The basis for this conclusion, however, is somewhat questionable. The article cites two old studies that do not appear to have controlled for personality by investigating the subjects’ opinions before they were exposed to the “magic mushrooms.” That said, a third study that is cited does seem to have controlled in this fashion, which leads to promising results.
There is also a question based on the sort of anecdotal and common sense conclusion that openness to new experiences, “liberal values,” and nature relatedness are already the characteristics of the kinds of people who would be willing to take “magic mushrooms” as part of a study.
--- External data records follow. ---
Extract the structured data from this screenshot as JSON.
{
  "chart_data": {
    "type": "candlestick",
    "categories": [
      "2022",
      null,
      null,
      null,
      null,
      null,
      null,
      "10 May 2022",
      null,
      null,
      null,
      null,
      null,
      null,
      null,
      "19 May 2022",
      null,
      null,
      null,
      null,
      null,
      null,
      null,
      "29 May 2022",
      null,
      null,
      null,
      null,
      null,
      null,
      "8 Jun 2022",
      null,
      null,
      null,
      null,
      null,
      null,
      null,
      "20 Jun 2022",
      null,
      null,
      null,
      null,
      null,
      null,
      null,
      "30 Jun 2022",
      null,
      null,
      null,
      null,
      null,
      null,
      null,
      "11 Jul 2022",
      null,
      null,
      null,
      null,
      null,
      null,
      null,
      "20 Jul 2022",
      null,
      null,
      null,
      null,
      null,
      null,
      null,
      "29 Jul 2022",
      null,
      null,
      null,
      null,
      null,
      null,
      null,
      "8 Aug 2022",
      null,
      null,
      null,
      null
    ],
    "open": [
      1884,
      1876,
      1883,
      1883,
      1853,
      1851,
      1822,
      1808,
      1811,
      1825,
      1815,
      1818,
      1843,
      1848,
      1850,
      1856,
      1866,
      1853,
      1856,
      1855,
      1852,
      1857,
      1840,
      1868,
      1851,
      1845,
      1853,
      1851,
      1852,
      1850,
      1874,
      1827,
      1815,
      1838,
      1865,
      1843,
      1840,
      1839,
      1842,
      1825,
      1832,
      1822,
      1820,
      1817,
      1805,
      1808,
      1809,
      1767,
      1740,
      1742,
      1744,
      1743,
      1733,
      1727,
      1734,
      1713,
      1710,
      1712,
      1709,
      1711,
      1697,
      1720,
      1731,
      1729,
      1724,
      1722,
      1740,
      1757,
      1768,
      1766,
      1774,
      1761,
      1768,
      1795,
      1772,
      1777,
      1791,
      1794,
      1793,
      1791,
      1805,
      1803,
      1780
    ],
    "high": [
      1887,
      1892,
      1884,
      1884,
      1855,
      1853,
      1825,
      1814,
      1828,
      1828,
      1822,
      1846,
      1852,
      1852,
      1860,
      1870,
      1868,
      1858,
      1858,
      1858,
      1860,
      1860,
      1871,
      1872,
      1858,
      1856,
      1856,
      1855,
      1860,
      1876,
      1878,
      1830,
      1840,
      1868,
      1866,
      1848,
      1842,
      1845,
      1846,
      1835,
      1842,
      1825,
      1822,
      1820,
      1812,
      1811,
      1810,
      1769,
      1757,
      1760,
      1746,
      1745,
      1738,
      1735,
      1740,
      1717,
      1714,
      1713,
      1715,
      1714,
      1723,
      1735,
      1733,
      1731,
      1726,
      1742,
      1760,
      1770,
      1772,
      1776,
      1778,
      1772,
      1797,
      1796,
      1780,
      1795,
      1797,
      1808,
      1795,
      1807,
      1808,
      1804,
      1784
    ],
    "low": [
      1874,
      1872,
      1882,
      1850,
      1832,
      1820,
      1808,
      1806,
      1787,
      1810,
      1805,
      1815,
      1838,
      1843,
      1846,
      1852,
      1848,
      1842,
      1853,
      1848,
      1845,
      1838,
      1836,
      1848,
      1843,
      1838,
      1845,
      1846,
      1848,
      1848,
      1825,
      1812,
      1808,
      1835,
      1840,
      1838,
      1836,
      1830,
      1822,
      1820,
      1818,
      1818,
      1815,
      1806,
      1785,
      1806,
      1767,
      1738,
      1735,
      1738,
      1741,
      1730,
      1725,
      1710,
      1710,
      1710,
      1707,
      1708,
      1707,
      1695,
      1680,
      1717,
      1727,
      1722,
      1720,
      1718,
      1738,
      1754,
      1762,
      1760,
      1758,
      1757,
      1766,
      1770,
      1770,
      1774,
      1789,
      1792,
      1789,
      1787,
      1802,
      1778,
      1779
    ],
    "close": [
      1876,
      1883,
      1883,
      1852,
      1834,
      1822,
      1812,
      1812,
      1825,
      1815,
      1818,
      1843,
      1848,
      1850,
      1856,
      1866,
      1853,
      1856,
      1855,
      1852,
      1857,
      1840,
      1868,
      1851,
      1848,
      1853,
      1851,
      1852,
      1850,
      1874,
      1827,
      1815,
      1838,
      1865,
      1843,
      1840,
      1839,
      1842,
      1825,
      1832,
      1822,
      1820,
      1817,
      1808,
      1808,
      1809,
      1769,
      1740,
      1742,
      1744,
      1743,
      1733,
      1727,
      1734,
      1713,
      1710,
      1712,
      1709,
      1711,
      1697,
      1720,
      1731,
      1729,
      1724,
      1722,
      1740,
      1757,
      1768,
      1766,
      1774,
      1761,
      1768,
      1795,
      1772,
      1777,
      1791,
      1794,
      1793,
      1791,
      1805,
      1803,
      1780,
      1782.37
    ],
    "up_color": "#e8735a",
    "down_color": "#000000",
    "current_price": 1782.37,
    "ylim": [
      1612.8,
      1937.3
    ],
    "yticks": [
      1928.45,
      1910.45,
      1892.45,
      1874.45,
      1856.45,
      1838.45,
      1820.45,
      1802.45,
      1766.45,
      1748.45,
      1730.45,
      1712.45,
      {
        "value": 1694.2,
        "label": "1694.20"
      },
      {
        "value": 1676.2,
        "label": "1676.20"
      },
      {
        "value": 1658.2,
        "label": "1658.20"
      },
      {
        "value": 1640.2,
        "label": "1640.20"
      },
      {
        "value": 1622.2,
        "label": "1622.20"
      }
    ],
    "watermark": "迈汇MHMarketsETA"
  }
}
In other words, the study might have attracted subjects with these types of values in the first place.
Equally anecdotal and common sense is the idea that folks who fall into authoritarian lines of thinking are already biased against drugs, and that this outlook would itself impact the experience of eating “magic mushrooms.”
These initial results are interesting, but more investigation is needed, and more studies need to be planned that take into account these issues. I suppose you’d have to have a population of subjects that consent to taking a “new drug” for “medical use” to see how they would react. Then again, if you are vague in this way, an investigator could tap into people who have negative ideas about pharmaceuticals and medicinal use and have a whole new set of negative impacts on study results. You’d have to control for the bias that people already naturally have for or against drugs and that might not be such an easy thing to do in this context.